Tradisi BP yang nota bene sebagai penerbit tunggal (baca: resmi) bagi pemerintah jajahan, tidak banyak diminati. Karena tradisi sastra BP diopinikan sebagai anak kandung kolonialis. Dengan begitu, tentu dianggap berafiliasi ke pemerintahan Hindia Belanda. Meskipun di lain tempat, tradisi sastra di luar itu --sastra oposan, roman picisan (non-BP)-- dianggap pemerintah sebagai anak jadah yang kelahirannya sangat tidak diharapkan. Dan, termasuk dalam tradisi ini adalah karya sastra yang produsennya orang-orang peranakan Eropa/indo (keturunan dari hasil perkawinan pribumi dan Eropa), dan peranakan Tionghoa.
Tradisi sastra peranakan Eropa yang pengarangnya menaruh hati pada penderitaan inlander itu semisal Max Havelaar oleh Multatuli --nama samaran Eduard Douwess Dekker, yang jamak kita ketahui punya kecenderungan menentang praktik kolonialis dan superioritas warga Eropa di tanah Hindia. Iwan Simatupang pada satu kesempatan pernah menyebut mereka ini sebagai ''Paradoks dari Kolonialisme''. Karena sang kolonial sendirilah yang pada hakikatnya menanamkan benih-benih pembangkangan terhadap kolonialisme. Contoh lain adalah Rubber (1931) karya Madelon Hermine Szekely-Lulofs. Novel ini cukup banyak peminatnya dari kalangan pribumi. Bahkan oleh pemerintah Hindia, pengarangnya dianggap pengkhianat, seperti halnya Max Havelaar yang reaksioner. Sampai-sampai M.H. Szekely-Lulofs dijuluki ''Multatuli Perempuan''. Kemudian, Drama Di Boven Digoel karya Hoay (peranakan Tionghoa), di mana Rieger (1989) menganggapnya sebagai karya monumental yang hanya dapat disejajarkan dengan roman-roman ''Pulau Buru''-nya Pramoedya Ananta Toer.
Lantas apakah benar seperti yang diyakini para pengamat sastra saat ini, terutama para pemerhati sastra poskolonial, bahwa pendirian sebuah kantor dan penerbitan kala itu yang bernama Kantoor Voor de Volkslectuur/Kantor Bacaan Rakyat (1917) yang merupakan pergantian dari Commisie Voor de Inlandsche School en Volkslectuur (1908), hanya sebuah usaha tandingan mematikan kreativitas bumi putra dengan karya picisannya yang reaksioner?

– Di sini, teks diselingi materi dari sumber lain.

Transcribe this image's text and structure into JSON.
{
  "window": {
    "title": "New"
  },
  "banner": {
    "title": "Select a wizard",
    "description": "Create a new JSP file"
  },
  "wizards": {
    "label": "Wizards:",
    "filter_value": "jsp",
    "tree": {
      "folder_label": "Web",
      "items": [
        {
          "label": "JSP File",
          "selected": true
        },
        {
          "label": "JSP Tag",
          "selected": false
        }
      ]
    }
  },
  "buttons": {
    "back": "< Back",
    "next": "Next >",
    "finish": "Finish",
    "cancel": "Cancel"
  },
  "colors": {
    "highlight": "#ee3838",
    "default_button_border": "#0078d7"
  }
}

Juga hanya sebatas jalan melapangkan politik etis (balas budi) picik Belanda; dalam hal ini misi edukasi yang merupakan salah satu peranti bagi pembenahan tragedi kemanusiaan Cultuur Stelsel (tanam paksa).
Apalagi, juga tercium desas-desus, berdirinya BP pada mulanya sengaja diniatkan untuk menyumbat aliran bacaan liar yang kian deras, yang membuat gerah pemerintahan Belanda. Indikasi dari adanya dugaan tersebut, bisa dilihat dari karya-karya terbitan BP pra-kemerdekaan yang menokohkan bangsa penjajah sebagai protagonis; begitu pula mengelu-elukan tokoh-tokoh inlander yang mendukung bangsa penjajah. Aura ini bisa kita rasakan pada novel Siti Nurbaya (1922), Salah Asuhan (1928), dan semacamnya. Kendati karya-karya BP tidak jamak berwatak demikian. Dalam artian, tidak semua karya BP mendukung status quo penjajah. Sebaliknya, karya-karya yang diterbitkan para penerbit partikelir (swasta) menampilkan sosok bumi putra sebagai tokoh-tokoh antagonis yang terstigma jahat, licik, penjilat, dan picik.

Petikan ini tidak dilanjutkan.